Calcium/calmodulin dependent kinase II (CaMKII) is widely expressed and activation of CaMKII plays a fundamental role in several cellular processes ranging from proper cell division and carbohydrate metabolism to synaptic plasticity and learning and memory (see Lisman et al., 2002 and Colomer and Means, 2007). The long-term goal of this research is to investigate the role of novel phenomenon called locally-induced propagating synaptic (L-IPS) translocation of calcium/calmodulin kinase II (CaMKII). This heterosynaptic process can be described as a slow, wave-like propagation of synaptic CaMKII accumulation that stems from localized application of glutamate and glycine to a small portion of dendrite, activating a subset of contiguous synapses. Within 10 minutes after this stimulation, CaMKII accumulates at synapses not only at the stimulation site but at synapses throughout the dendritic arbor. This process relies on NMDA receptor activation, L-type Ca2+ channels and results in an increase of expression of the AMPA-type glutamate receptor subunit GluR1 at synapses (~18% above baseline).

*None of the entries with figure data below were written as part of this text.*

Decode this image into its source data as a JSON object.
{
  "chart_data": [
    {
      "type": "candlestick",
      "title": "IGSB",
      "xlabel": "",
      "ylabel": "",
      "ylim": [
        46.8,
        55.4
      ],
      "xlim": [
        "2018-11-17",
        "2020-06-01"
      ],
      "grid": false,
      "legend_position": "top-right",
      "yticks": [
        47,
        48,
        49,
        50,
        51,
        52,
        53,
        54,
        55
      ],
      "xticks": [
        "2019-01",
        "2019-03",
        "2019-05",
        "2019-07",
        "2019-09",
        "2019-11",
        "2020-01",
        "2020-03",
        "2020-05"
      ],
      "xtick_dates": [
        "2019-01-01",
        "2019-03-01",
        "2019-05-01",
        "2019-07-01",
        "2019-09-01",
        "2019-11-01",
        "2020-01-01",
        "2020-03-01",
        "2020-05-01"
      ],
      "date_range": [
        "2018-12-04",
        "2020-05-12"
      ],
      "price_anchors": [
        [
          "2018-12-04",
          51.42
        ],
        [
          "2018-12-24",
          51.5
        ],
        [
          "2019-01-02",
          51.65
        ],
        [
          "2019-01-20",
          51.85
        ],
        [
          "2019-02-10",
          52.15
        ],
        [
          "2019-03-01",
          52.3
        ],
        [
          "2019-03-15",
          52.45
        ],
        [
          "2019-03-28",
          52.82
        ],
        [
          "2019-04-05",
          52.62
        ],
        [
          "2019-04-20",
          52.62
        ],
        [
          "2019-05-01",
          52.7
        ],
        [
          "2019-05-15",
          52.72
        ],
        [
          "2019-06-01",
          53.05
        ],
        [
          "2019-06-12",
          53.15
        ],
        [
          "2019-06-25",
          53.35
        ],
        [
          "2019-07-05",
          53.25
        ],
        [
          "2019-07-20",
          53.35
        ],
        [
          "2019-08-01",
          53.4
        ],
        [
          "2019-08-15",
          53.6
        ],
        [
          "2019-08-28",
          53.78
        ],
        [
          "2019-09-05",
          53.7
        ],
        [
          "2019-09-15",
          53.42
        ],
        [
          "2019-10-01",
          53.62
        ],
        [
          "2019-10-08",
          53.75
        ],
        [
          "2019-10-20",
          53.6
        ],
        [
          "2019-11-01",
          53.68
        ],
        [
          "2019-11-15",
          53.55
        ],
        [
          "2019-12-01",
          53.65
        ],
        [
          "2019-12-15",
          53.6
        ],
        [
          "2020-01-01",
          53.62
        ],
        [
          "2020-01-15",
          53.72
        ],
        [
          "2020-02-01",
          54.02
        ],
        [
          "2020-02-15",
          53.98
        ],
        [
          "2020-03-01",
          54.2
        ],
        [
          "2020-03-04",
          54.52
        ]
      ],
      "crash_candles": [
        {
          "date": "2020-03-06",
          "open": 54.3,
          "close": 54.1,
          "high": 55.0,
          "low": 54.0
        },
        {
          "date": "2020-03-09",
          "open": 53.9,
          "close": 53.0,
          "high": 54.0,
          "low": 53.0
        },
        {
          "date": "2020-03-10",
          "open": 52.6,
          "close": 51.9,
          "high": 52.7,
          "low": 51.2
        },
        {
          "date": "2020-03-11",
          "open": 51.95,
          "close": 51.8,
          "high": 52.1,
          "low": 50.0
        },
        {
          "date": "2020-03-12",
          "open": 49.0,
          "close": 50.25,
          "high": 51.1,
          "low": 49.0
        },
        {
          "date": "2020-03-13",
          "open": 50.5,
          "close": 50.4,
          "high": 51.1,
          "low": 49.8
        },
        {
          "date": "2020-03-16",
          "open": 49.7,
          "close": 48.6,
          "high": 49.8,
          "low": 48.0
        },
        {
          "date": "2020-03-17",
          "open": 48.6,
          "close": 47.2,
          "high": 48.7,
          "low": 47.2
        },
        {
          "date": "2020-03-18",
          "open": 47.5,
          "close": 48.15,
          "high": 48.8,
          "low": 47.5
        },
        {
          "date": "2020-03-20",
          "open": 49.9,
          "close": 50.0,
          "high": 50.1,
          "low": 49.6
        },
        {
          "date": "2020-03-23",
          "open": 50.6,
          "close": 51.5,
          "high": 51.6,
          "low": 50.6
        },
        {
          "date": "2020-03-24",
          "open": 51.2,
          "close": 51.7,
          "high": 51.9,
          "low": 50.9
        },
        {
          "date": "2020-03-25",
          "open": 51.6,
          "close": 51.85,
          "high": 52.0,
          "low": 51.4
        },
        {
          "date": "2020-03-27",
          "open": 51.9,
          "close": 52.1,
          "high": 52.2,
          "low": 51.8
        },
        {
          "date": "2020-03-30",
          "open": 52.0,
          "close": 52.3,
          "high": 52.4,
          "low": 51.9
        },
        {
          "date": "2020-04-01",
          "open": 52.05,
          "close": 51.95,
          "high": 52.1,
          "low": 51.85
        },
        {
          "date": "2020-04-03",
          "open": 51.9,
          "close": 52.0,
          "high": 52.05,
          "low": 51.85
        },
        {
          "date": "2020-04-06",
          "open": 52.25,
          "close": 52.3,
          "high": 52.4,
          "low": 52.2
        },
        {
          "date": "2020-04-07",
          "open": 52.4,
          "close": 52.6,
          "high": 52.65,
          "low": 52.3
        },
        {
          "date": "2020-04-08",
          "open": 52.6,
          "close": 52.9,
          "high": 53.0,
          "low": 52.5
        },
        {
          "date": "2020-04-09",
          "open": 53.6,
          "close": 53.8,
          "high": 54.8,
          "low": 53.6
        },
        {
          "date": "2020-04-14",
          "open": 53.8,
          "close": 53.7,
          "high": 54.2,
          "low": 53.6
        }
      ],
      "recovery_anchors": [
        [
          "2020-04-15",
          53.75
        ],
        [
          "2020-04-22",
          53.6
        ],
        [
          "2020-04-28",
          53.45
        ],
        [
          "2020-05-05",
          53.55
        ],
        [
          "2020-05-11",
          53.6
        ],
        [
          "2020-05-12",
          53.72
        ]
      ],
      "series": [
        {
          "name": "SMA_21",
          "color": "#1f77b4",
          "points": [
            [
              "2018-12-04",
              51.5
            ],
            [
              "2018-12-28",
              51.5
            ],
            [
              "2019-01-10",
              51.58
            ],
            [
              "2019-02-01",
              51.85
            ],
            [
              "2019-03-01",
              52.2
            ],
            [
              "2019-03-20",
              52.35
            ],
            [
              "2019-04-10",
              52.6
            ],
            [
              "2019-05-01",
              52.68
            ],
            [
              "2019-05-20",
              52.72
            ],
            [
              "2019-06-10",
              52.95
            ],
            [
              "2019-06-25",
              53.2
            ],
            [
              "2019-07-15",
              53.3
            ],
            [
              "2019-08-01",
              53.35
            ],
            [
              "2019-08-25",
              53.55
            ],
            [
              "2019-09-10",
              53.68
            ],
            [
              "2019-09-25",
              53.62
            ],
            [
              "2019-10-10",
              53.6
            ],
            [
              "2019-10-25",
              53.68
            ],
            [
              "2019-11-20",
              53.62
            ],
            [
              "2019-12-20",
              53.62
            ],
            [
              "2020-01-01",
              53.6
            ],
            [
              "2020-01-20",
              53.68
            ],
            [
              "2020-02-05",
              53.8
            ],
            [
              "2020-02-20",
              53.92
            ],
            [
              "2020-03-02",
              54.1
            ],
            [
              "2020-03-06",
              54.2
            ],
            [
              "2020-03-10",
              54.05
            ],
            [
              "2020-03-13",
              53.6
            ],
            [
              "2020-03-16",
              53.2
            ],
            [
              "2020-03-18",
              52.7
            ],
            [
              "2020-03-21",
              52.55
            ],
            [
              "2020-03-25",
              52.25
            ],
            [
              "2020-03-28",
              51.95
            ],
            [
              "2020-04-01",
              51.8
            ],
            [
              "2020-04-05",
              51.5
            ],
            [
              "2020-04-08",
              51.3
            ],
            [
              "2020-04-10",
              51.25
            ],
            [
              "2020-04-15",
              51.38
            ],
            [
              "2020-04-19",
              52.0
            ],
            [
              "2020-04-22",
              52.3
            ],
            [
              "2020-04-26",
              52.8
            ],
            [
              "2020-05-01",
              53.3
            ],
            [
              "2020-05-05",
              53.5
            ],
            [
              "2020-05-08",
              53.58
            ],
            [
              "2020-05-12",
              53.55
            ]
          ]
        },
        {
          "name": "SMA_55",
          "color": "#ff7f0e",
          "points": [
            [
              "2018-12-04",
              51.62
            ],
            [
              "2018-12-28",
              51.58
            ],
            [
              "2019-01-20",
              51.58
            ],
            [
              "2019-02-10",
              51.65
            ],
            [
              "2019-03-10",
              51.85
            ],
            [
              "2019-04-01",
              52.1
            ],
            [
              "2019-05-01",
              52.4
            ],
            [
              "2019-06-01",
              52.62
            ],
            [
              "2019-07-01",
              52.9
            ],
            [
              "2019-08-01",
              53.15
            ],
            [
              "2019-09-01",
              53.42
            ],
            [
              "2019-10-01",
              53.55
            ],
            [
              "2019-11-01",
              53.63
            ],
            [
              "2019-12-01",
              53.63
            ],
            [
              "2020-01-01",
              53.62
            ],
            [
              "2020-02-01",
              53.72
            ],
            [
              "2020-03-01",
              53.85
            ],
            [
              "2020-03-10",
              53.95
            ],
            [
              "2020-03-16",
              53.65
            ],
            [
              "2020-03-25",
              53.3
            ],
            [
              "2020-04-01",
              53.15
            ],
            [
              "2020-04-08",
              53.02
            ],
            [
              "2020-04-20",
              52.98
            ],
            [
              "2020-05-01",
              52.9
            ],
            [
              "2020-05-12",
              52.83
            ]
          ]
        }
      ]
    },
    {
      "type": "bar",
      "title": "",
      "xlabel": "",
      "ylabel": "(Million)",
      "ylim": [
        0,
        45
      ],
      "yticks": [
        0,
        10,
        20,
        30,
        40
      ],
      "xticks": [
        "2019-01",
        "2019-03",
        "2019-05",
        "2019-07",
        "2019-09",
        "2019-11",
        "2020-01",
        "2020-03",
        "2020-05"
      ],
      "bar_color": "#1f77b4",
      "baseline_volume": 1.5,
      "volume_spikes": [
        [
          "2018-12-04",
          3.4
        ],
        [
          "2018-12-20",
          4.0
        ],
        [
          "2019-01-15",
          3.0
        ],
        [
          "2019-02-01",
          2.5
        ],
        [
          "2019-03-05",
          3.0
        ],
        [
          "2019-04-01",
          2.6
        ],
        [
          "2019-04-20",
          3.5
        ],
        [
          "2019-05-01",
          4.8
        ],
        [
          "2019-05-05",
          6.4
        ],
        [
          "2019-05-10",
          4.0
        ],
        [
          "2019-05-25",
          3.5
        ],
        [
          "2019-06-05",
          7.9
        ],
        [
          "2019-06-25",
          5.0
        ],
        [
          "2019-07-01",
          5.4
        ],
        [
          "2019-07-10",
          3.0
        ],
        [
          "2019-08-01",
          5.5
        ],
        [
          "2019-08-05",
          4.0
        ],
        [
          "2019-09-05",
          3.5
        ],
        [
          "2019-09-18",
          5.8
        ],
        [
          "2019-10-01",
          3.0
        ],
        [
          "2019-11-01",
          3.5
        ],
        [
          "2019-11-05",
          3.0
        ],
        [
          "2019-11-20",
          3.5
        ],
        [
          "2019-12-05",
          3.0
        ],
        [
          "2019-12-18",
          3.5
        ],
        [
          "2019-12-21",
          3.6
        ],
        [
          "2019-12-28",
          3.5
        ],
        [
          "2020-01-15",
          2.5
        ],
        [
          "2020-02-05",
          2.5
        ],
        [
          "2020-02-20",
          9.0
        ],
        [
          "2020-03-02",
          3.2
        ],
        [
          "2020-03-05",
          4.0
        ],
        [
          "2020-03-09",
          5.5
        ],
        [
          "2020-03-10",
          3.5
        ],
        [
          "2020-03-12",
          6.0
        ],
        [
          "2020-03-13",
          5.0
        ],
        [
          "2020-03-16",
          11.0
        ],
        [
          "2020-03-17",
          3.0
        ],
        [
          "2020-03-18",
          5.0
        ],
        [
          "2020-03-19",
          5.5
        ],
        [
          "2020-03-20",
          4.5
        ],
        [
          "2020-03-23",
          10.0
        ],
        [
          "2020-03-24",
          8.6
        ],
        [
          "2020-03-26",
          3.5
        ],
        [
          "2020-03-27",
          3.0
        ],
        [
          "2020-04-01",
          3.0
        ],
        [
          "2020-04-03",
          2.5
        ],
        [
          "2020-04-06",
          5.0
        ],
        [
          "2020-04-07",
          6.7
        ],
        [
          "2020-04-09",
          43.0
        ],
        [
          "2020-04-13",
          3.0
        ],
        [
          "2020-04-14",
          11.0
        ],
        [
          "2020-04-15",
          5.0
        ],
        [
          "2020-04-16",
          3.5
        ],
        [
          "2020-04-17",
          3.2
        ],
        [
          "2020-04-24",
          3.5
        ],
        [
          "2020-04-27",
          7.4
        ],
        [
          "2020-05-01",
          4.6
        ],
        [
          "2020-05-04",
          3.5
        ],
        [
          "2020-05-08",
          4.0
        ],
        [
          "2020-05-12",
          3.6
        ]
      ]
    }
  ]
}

Specific aims i nclude: determining if heterosynaptic plasticity induced by synaptic accumulation following L-IPS translocation occludes long-term potentiation (LTP;a well-characterized proposed mechanism of synaptic plasticity). As well, investigation into expression levels of other synaptic proteins (e.g., GluR2, and NMDA receptor subunits) following L-IPS translocation of CaMKII will be conducted. The current research proposes studies to confirm stability and reversibility of synaptic CaMKII accumulation resulting from L-IPS translocation. Finally, changes in spine morphology will also be examined both during and at periods after L-IPS translocation of CaMKII. Live-cell imaging of reporter constructs expressed in dissociated hippocampal cell culture will be the predominate method employed to investigate these questions addressing the neuronal function of L-IPS translocation of CaMKII. The finding that local stimulation of a small dendrite area results in synaptic accumulation of CaMKII at non-stimulated synapses throughout the dendritic arbor alludes to a novel property of plasticity and intracellular signaling;thus, functional characterization of this process needs to be conducted. Several diseases implicate a role for CaMKII including Alzheimer's disease, epilepsy, Parkinson's disease and cell loss due to ischemia. Uncovering the role of this heterosynaptic phenomenon could elucidate further the dynamics of cell-wide CaMKII activation and provide possible avenues of discovery into the mechanisms of some of these disorders.
Calcium/calmodulin dependent kinase II (CaMKII) migrates to synapses throughout a neuron following stimulation of a small segment of dendrite. This locally-induced propagating synaptic (L-IPS) translocation of CaMKII requires further functional characterization to determine its role in neuron function. As CaMKII activation is involved in several physiological processes, ranging from myocardial contraction to synaptic plasticity, as well as neurological disorders like Alzheimer's, epilepsy and cell death due to stroke/ischemia, it is of interest to uncover why CaMKII signals activity from one local site to all the synapses of a neuron.